The Journal of the American Medical Association have also published studies like this encouraging U.S. Looking elsewhere, however, one comes across a number of disquieting truth about vaccines.

  • Investigators have found, as an instance, live measles virus in the cerebral spinal fluid in children who become autistic after MMR vaccinations.
  • Antibodies to measles virus are elevated in children with autism but not in ordinary children, suggesting that virus-induced autoimmunity may play a causal role.
  • A study published in Neurology this season implicates hepatitis B vaccine as a causative factor in multiple sclerosis.

A communitarian ethic increasingly governs healthcare in the U.S.. It puts a higher value on the health of the community, on society as a whole, than on the health of specific individuals. Public health officials have assembled a vaccination schedule designed to remove infectious diseases to which the population is victim. Officials recognize that these vaccines will damage a small proportion of (genetically susceptible) people, but it’s for the common good.

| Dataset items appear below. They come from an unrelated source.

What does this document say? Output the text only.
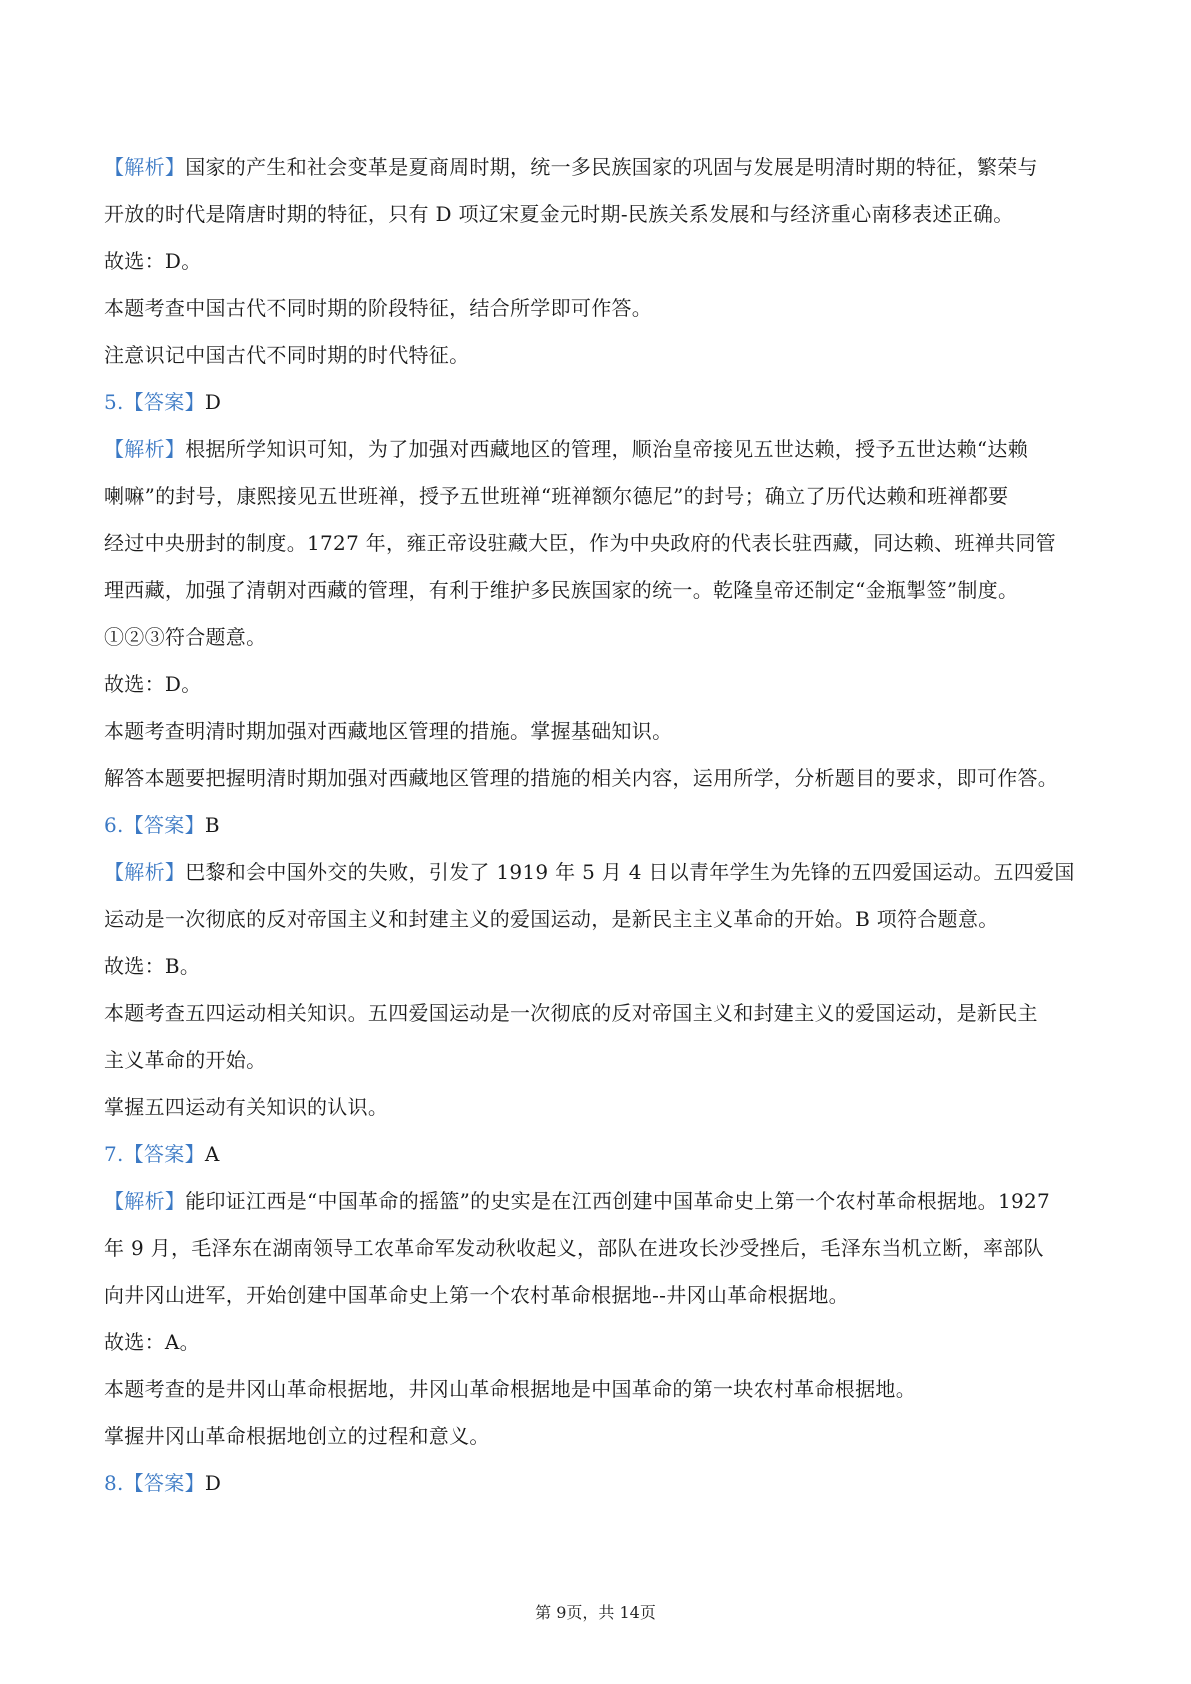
【解析】国家的产生和社会变革是夏商周时期，统一多民族国家的巩固与发展是明清时期的特征，繁荣与
开放的时代是隋唐时期的特征，只有 D 项辽宋夏金元时期-民族关系发展和与经济重心南移表述正确。
故选：D。
本题考查中国古代不同时期的阶段特征，结合所学即可作答。
注意识记中国古代不同时期的时代特征。
5.【答案】D
【解析】根据所学知识可知，为了加强对西藏地区的管理，顺治皇帝接见五世达赖，授予五世达赖“达赖
喇嘛”的封号，康熙接见五世班禅，授予五世班禅“班禅额尔德尼”的封号；确立了历代达赖和班禅都要
经过中央册封的制度。1727 年，雍正帝设驻藏大臣，作为中央政府的代表长驻西藏，同达赖、班禅共同管
理西藏，加强了清朝对西藏的管理，有利于维护多民族国家的统一。乾隆皇帝还制定“金瓶掣签”制度。
①②③符合题意。
故选：D。
本题考查明清时期加强对西藏地区管理的措施。掌握基础知识。
解答本题要把握明清时期加强对西藏地区管理的措施的相关内容，运用所学，分析题目的要求，即可作答。
6.【答案】B
【解析】巴黎和会中国外交的失败，引发了 1919 年 5 月 4 日以青年学生为先锋的五四爱国运动。五四爱国
运动是一次彻底的反对帝国主义和封建主义的爱国运动，是新民主主义革命的开始。B 项符合题意。
故选：B。
本题考查五四运动相关知识。五四爱国运动是一次彻底的反对帝国主义和封建主义的爱国运动，是新民主
主义革命的开始。
掌握五四运动有关知识的认识。
7.【答案】A
【解析】能印证江西是“中国革命的摇篮”的史实是在江西创建中国革命史上第一个农村革命根据地。1927
年 9 月，毛泽东在湖南领导工农革命军发动秋收起义，部队在进攻长沙受挫后，毛泽东当机立断，率部队
向井冈山进军，开始创建中国革命史上第一个农村革命根据地--井冈山革命根据地。
故选：A。
本题考查的是井冈山革命根据地，井冈山革命根据地是中国革命的第一块农村革命根据地。
掌握井冈山革命根据地创立的过程和意义。
8.【答案】D
第 9页，共 14页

Parents, of course, can refuse vaccinations, but if they would like to enroll their child in public school they’ll have to obtain one of those exemptions. Doctors who conclude that the dangers of the government’s immunization program outweigh its advantages are put in a challenging position. If they counsel parents to not have their children follow it, medical care plans, which monitor vaccine compliance as a measure of “quality,” will find them wanting. And if their individual should contract and develop complications from the illness the vaccine could have prevented, they might find themselves facing a lawsuit. If a child gets autistic after a vaccination, but the doctor is shielded from any liability because the government requires it and the child’s parents, if they had chosen to do so, could have obtained an exemption.

But if parents elect not to comply with the CDC’s immunization program, delaying some vaccinations, denying others, or avoiding them altogether, then they need to take the risk that their child might contract the disease the vaccine against it probably would have prevented. One consideration, which vaccine proponents don’t address, is this: Could contracting childhood diseases like measles, mumps, rubella and chickenpox play a constructive role in the maturation of a individual’s immune system? Or, to put it another way, does eliminating natural infection from individual experience have any negative effects? It destroys foreign invaders — viruses, bacteria, and other pathogens.

And it destroys aberrant cells in the body which run amuck and cause cancer. Behind the barricades of skin and mucosa, our innate immune system (composed of phagocytes, natural killer cells and the 20-protein complement system), which all creatures have, is your body’s first line of defense. It reacts to invaders lightening fast and indiscriminately, but it’s not really good at removing viruses and cancerous cells.